De los salones pasamos a los dormitorios, interiores y no muy grandes. Seguro que son poco ruidosos. Los cuartos de baño muy antiguos, habrá que reformarlos por completo. Falta algo. No sé qué es. ¡Ah, ya! ¿Donde está la cocina? Mi amiga averigua mis pensamientos y se ríe, mientras empuja la librería que, para mi sorpresa, se abre. ¡Es un trampantojo! Está muy bien hecho, la mitad del paño es librería y la otra mitad es una puerta camuflada, revestida con lomos de libros alusivos a la Historia y Conquista de México. ¡Esto sí que me gusta! Me vienen a la cabeza las imágenes de la casa de Sirius Black, en 12 de Grimmauld Place, Londres… Y ya casi espero ver detrás las carboneras donde viven los elfos domésticos.
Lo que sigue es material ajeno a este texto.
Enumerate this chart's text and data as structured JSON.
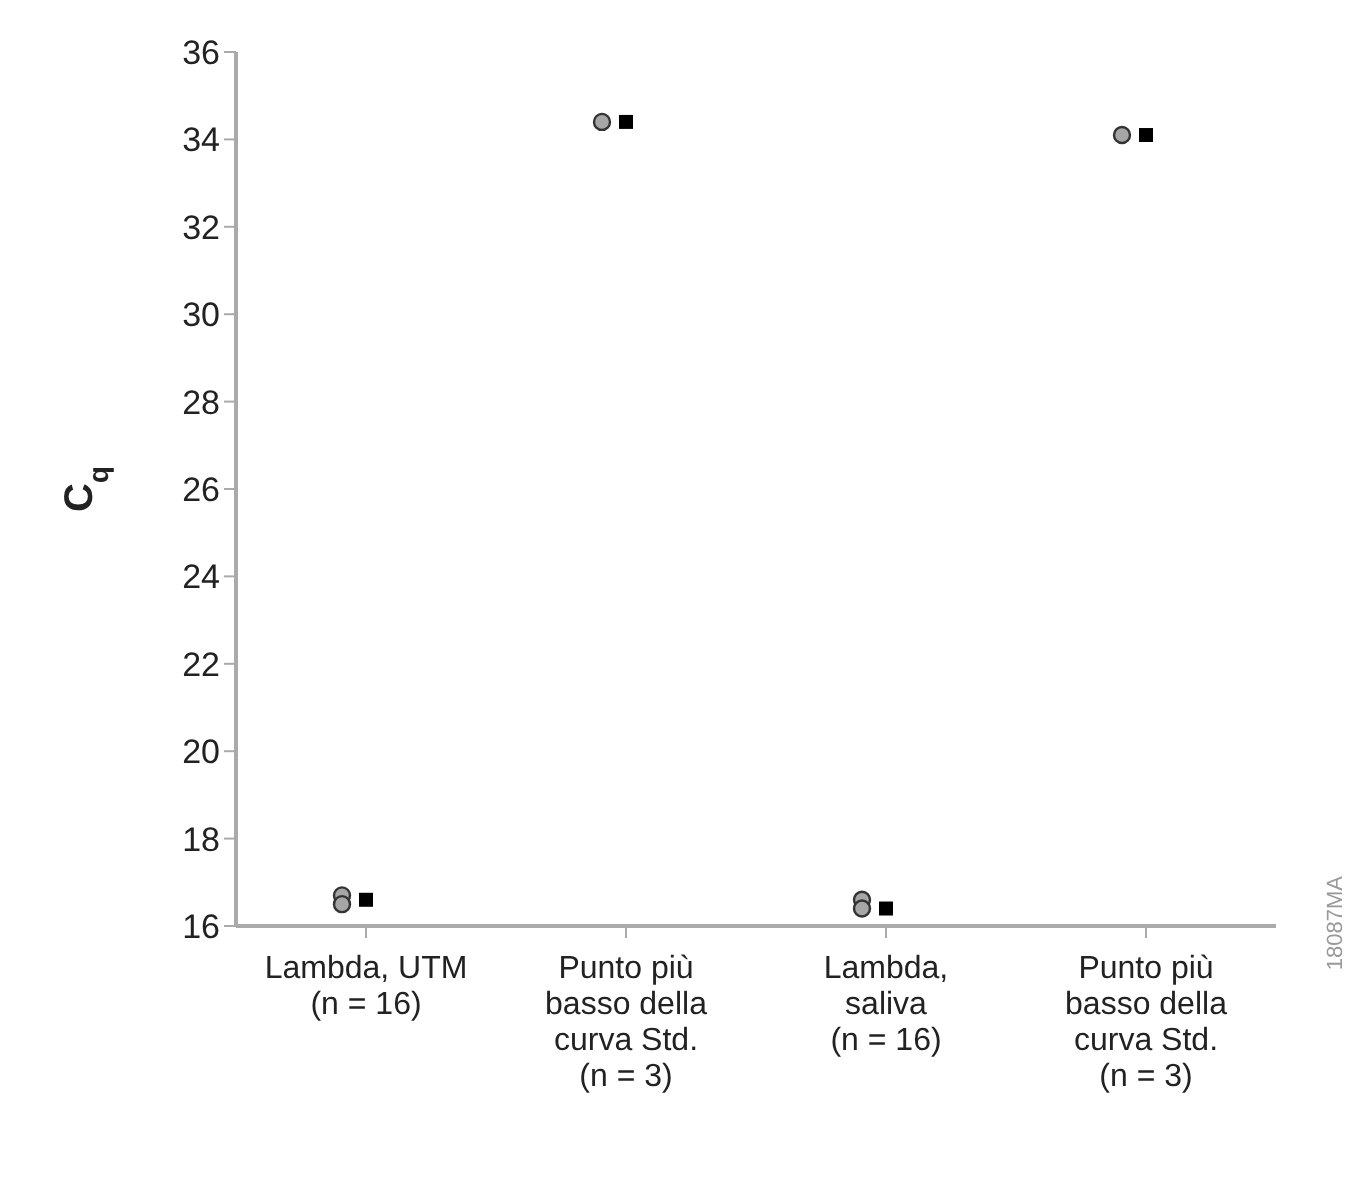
{
  "chart_data": {
    "type": "scatter",
    "ylabel": "C$_{q}$",
    "categories": [
      "Lambda, UTM\n(n = 16)",
      "Punto più\nbasso della\ncurva Std.\n(n = 3)",
      "Lambda,\nsaliva\n(n = 16)",
      "Punto più\nbasso della\ncurva Std.\n(n = 3)"
    ],
    "series": [
      {
        "color": "#a6a6a6",
        "marker": "circle",
        "values": [
          16.7,
          34.4,
          16.6,
          34.1
        ]
      },
      {
        "color": "#a6a6a6",
        "marker": "circle",
        "values": [
          16.5,
          null,
          16.4,
          null
        ]
      },
      {
        "color": "#000000",
        "marker": "square",
        "values": [
          16.6,
          34.4,
          16.4,
          34.1
        ]
      }
    ],
    "ylim": [
      16,
      36
    ],
    "yticks": [
      16,
      18,
      20,
      22,
      24,
      26,
      28,
      30,
      32,
      34,
      36
    ],
    "annotations": [
      "18087MA"
    ]
  }
}
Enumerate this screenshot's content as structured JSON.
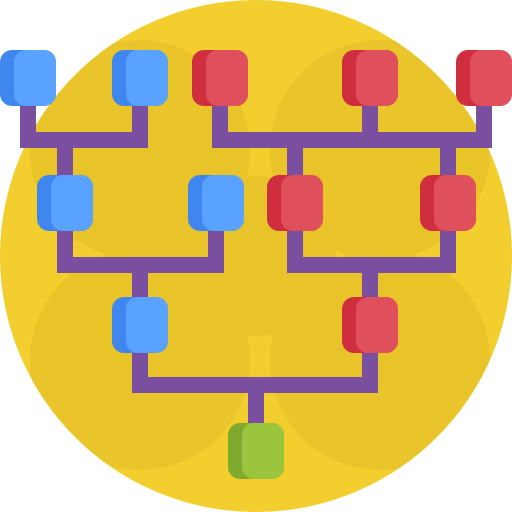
{
  "icon": {
    "name": "tournament-bracket-icon",
    "colors": {
      "circle": "#f2cf2e",
      "circle_pattern": "#e8c22a",
      "connector": "#7a4fa0",
      "blue_face": "#5aa2ff",
      "blue_shade": "#3f86ee",
      "red_face": "#e0505c",
      "red_shade": "#cf2e3e",
      "green_face": "#9bc43f",
      "green_shade": "#7faa2d"
    },
    "sides": {
      "left": {
        "label": "blue",
        "rounds": 3
      },
      "right": {
        "label": "red",
        "rounds": 3
      }
    },
    "winner": {
      "label": "green"
    }
  }
}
Y la verdad es que se parece bastante: un pasillo oscuro y lleno de humedades, con un suelo de terrazo muy feo, conduce a una cocina destartalada, de formica antes blanca. Al fondo una habitación tan pequeña que difícilmente cabe una cama, y un aseo con una ducha casi de juguete. «Los anteriores propietarios son mexicanos»- me cuenta mi amiga- «Tienen un título concedido por algún rey español… La casa la utilizaban en vacaciones, cuando venían a España para visitar a la familia que aún les queda aquí. Se traían con ellos un matrimonio de servicio, supongo que muy bajitos. ¿Te has fijado que en todas las habitaciones hay llamadores? Se ve que jamás atravesaban el trampantojo…» Trato de imaginarme cómo duermen dos personas en esa habitación y llego a la conclusión de que lo debían hacer de pie.
Salimos del piso comentando cómo han cambiado las cosas, al menos en España, y decidimos que vamos a convertir la cocina en la estancia más bonita y acogedora de la casa. Si nos diera permiso la comunidad para hacer un lucernario… ¡Tenemos que intentarlo! Le propongo utilizar baldosa hidráulica para el suelo, un pavimento muy característico de principios del siglo XX, que además va muy bien con la madera de los salones.
Seguimos hablando de materiales de decoración y del aire que queremos darle al piso mientras el ascensor llega abajo; el portero nos mira de nuevo con cara de enfado, como si pensara que mi amiga es la responsable de hacer dormir de pie a los pobres mexicanitos. Si yo le contara que el piso lo ha comprado por las lámparas…
Jajaaa…me has transportado al piso de tu amiga!!! Me encanta q le saques la parte cómica a todo…eso te hace ser divertida y muy entretenida…XXX
No me pierdo tus post, me parto de risa. ¿Sabes si los mexicanos eran familia de los Vázquez? Jaja Estoy contigo en que los porteros de ese tipo de fincas son un poco malajes, si es que los únicos porteros simpáticos son los de las discos cuando una tiene 17 años…¡o cuarentaitantos muy trabajados!
Gracias, Cristina y Gitanita!! ¿Qué bien que os diviertan mis post! Hay que intentar poner una sonrisa en todo, y mientras más se practica, más fácil es.